Un uomo fragile che aveva bisogno di un suo mondo purtroppo creato in modo artificiale per riuscire a vivere decentemente. Un uomo da settecento canzoni, un altro artista da 100 milioni di dischi venduti in tutto il mondo. 

“Molto presto sarai un po’ più vecchio, il tempo può cambiarmi, ma non riesco a inseguire il tempo, ho detto che il tempo può cambiarmi, ma non riesco a inseguire il tempo”. (Changes -1972) 

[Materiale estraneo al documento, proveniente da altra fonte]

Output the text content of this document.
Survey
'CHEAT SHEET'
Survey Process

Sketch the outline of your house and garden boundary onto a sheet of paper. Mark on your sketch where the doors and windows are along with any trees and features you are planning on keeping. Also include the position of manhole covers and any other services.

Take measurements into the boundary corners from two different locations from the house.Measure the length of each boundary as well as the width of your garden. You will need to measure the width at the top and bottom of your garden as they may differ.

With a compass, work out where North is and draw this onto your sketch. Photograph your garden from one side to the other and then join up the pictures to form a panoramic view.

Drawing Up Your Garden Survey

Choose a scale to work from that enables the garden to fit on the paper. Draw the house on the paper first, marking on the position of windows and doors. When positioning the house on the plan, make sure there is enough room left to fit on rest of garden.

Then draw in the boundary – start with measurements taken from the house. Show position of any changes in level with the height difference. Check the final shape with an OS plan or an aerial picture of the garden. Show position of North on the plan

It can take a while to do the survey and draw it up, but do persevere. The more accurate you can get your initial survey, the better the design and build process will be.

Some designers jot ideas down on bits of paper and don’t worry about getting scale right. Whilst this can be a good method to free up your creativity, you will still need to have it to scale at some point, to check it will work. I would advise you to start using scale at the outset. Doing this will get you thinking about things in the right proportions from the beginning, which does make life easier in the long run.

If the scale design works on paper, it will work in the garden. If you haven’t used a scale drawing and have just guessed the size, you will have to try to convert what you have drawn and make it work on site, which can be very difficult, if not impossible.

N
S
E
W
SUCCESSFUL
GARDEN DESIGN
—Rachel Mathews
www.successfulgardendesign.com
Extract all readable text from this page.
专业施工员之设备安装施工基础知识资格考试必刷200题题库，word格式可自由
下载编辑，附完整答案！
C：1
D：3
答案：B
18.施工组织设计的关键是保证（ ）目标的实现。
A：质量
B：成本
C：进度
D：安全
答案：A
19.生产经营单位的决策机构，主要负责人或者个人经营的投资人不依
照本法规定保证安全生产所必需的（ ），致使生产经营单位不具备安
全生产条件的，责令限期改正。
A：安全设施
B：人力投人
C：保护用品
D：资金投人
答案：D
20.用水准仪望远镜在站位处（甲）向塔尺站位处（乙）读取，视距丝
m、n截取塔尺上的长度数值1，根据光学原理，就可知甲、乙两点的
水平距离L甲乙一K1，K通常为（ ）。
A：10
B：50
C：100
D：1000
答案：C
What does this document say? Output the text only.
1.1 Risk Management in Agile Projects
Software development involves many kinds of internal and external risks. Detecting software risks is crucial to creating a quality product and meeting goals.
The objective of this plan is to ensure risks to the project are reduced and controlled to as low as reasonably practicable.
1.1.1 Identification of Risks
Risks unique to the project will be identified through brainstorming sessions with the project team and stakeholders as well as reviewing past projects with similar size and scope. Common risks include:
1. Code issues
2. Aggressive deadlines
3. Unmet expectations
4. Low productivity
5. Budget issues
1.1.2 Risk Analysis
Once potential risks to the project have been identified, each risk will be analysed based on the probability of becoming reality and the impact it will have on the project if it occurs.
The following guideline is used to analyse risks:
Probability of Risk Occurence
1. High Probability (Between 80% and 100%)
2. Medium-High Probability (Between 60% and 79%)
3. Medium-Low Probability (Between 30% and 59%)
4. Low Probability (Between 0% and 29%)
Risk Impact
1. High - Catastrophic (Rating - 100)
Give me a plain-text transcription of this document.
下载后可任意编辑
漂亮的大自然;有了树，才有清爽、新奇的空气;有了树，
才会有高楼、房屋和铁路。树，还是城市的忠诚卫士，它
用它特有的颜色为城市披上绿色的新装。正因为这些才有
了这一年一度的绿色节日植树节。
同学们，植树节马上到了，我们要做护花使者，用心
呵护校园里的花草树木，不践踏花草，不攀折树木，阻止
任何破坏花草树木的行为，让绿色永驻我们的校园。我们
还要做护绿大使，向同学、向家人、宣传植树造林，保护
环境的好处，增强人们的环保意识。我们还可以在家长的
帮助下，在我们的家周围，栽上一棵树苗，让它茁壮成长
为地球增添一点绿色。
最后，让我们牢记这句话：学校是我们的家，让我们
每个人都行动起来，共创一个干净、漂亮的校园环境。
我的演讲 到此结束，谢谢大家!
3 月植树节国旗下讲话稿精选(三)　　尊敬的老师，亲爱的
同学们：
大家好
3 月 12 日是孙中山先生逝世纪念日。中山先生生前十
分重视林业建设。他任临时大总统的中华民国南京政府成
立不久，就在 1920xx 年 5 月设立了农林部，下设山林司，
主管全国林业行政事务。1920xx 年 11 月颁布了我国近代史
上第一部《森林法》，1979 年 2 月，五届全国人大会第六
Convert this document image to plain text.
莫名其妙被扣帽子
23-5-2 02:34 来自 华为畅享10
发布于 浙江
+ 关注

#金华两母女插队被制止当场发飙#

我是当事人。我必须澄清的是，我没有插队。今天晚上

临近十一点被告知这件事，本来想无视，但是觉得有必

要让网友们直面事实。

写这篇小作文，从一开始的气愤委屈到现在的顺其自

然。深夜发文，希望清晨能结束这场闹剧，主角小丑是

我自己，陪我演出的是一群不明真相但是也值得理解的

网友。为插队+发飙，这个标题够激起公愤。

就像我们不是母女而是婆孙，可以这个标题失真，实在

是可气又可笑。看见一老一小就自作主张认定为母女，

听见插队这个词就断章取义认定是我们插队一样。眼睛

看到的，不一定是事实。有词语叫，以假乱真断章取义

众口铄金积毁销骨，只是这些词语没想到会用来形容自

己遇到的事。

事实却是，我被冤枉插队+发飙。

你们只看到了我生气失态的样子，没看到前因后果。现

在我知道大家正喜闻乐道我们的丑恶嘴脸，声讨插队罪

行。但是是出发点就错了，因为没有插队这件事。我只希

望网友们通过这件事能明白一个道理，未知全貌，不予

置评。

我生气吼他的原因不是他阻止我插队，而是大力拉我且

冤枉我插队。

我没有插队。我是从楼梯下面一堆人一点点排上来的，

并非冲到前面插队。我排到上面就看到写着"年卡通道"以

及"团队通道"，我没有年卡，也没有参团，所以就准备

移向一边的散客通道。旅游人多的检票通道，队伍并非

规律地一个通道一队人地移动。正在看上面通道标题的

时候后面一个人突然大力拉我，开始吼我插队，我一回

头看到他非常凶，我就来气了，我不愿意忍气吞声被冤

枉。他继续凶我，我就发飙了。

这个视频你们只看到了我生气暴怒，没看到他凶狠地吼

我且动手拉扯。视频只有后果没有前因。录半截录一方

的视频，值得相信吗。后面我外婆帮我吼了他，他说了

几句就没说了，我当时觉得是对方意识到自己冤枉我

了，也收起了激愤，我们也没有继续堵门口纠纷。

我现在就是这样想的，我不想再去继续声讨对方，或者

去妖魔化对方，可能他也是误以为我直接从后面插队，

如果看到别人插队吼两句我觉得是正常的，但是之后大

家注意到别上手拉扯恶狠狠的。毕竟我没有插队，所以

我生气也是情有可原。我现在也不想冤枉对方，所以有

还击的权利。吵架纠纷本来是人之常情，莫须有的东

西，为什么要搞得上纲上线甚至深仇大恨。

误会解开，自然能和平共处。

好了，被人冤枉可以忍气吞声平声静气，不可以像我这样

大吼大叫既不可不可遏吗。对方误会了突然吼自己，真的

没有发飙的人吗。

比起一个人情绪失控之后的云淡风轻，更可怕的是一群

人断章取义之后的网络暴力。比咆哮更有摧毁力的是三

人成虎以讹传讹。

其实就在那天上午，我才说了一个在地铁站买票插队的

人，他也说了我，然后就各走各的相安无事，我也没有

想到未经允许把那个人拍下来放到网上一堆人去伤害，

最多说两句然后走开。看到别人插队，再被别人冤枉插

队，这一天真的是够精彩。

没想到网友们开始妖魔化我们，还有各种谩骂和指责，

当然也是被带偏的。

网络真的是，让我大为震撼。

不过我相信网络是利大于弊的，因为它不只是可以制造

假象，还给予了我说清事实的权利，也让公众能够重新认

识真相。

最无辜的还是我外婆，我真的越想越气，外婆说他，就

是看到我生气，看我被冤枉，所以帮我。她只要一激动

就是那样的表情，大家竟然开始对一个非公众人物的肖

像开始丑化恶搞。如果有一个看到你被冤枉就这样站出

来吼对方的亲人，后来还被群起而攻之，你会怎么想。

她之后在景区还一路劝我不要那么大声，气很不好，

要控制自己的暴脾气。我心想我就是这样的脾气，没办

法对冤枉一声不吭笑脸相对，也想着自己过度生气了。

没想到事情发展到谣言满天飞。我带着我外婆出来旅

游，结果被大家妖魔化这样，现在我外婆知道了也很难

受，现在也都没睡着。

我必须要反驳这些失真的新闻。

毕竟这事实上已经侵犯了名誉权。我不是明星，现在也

David Bowie, le sue trasformazioni, le sue melodie meravigliose, quelle magnifiche foto, un grande artista equilibrista costretto a camminare per tutta la vita sul filo del rasoio. “Io, io vorrei che tu sapessi nuotare, come i delfini nuotano” alcune parole della canzone “Heroes” che divenne nel 2009 la colonna sonora del film documentario premio Oscar, “The Cove”, che metteva in luce la vergogna della macellazione annuale dei delfini a Taiji in Giappone. Bowie in quel frangente si rivelò anche essere un grande animalista, permettendo al regista di utilizzare la sua musica per una tariffa minima perché desiderava in quel modo contribuire personalmente agli sforzi per salvare i delfini. Allora pensiamolo così, David con i suoi delfini, finalmente libero di nuotare in un mare tutto vero.